It has been an emotional week for our family.
Sophie is in school and daycare! The realisation that the baby girl who used to kick me from the depths of my pregnant belly is now that tall, school-uniformed toddler, warming up to a larger social circle and asking her teachers loads of curious (and funny) questions at school makes me sit back with a happy sigh. The updates from her principal encourage me that she is beginning to adapt (more about that the next paragraph) and we see her progresses at home too. From refusing the potty to wanting to use it to pee (she's off diapers now during the day - more about her lightning-quick toilet training in another post); from her usual shying away from other children to spontaneously playing and interacting with another child in Mcd's; from unpredictable scribbling/colouring in her colouring book to tracing the outline of a bear with her crayon; from being dependent on us for naps to napping blissfully out of her comfortable home under the watchful eye of her sitters, etc. Has it been only 3 days?

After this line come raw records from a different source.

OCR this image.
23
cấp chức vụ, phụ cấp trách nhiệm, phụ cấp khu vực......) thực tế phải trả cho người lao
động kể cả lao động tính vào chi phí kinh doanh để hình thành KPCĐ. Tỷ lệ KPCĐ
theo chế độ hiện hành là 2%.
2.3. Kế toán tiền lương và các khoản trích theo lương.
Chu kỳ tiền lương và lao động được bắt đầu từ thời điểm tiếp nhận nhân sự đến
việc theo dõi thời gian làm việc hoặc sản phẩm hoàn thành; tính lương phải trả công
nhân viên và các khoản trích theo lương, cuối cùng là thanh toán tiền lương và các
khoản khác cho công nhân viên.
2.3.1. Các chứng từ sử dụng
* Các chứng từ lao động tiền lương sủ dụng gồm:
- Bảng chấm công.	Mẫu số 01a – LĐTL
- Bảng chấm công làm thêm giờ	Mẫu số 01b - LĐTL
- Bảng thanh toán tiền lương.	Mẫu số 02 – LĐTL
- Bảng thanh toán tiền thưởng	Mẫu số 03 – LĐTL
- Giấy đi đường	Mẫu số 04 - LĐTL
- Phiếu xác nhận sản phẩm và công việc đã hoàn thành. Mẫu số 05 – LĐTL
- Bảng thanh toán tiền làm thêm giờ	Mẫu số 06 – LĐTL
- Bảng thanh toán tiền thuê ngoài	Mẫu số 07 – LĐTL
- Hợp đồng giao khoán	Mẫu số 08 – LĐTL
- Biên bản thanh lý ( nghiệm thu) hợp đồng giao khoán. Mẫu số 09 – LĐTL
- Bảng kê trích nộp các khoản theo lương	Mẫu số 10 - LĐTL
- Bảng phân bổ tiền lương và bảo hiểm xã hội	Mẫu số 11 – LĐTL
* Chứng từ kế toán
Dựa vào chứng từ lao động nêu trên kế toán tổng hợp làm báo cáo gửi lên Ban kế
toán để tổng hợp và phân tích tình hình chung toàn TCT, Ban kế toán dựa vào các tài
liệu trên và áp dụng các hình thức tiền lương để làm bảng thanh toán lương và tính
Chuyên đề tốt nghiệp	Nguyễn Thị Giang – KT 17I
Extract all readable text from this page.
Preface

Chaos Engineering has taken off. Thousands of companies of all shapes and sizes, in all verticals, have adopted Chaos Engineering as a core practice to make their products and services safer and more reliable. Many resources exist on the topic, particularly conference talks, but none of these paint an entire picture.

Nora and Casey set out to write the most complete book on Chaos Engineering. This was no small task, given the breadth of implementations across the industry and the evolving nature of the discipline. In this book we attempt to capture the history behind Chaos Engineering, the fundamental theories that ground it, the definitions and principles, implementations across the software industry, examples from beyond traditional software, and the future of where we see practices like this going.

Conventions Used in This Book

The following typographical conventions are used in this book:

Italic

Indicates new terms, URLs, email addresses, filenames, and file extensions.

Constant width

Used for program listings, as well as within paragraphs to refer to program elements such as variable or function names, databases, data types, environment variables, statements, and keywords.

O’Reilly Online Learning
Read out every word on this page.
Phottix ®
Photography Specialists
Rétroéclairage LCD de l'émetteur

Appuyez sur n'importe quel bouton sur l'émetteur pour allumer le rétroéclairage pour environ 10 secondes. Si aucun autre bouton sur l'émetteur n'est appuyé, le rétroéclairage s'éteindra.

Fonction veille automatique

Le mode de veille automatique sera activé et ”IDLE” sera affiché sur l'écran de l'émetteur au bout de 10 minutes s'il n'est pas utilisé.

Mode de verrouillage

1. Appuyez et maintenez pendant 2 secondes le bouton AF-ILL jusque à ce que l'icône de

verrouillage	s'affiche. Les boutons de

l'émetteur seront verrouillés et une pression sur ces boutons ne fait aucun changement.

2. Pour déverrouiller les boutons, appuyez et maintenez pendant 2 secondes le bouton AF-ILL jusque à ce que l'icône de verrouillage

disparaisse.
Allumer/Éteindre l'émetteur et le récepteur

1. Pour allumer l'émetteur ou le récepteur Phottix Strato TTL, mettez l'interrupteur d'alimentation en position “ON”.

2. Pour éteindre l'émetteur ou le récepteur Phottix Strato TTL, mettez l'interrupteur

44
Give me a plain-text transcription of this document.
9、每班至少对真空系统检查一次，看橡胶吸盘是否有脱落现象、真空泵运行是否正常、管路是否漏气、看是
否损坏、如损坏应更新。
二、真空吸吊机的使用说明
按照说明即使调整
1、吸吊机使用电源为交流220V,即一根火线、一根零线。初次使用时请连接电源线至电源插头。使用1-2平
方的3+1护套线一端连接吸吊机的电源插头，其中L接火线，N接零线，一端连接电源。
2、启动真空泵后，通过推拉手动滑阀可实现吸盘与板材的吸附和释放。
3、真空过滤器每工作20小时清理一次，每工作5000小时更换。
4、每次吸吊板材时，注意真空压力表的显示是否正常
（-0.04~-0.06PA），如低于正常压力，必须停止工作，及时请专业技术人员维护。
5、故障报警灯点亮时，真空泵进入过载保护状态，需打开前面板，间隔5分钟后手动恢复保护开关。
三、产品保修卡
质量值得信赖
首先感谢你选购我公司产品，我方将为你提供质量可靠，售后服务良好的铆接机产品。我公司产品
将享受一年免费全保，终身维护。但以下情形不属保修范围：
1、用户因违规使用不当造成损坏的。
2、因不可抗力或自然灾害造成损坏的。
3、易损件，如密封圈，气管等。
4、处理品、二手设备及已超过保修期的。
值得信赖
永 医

I am so thankful that God provided for us to send her to a simple but good Christian pre-school with a nurturing environment.
Blessings aside, it has been rough for us (Sophie and her parents) with regard to letting go of one another. Three tearful mornings so far (the first day was the worst - toddler and parents were crying badly; of course we didn't do it in front of her, haha!) and I wonder how long more will we have to endure such agonising farewells. Furthermore, she has been refusing to eat at school - and only guzzles down all the milk there is to guzzle down - we really hope that she will start trying out the solid food at school soon. As her mother, there is always this sense of guilt. You are not sure why things happened the way they happened, but you start blaming yourself for having made some decisions deemed wrong in the present. I could feel myself leaning toward such faithlessness whenever she didn't cope well with something, but seeing her happy face at the end of the day always comforts my heart somehow.
Well then, here is to another exciting month ahead. God help us...
Oh, something random I forgot to mention - but just for the record - she began hopping on one leg sometime in the past month.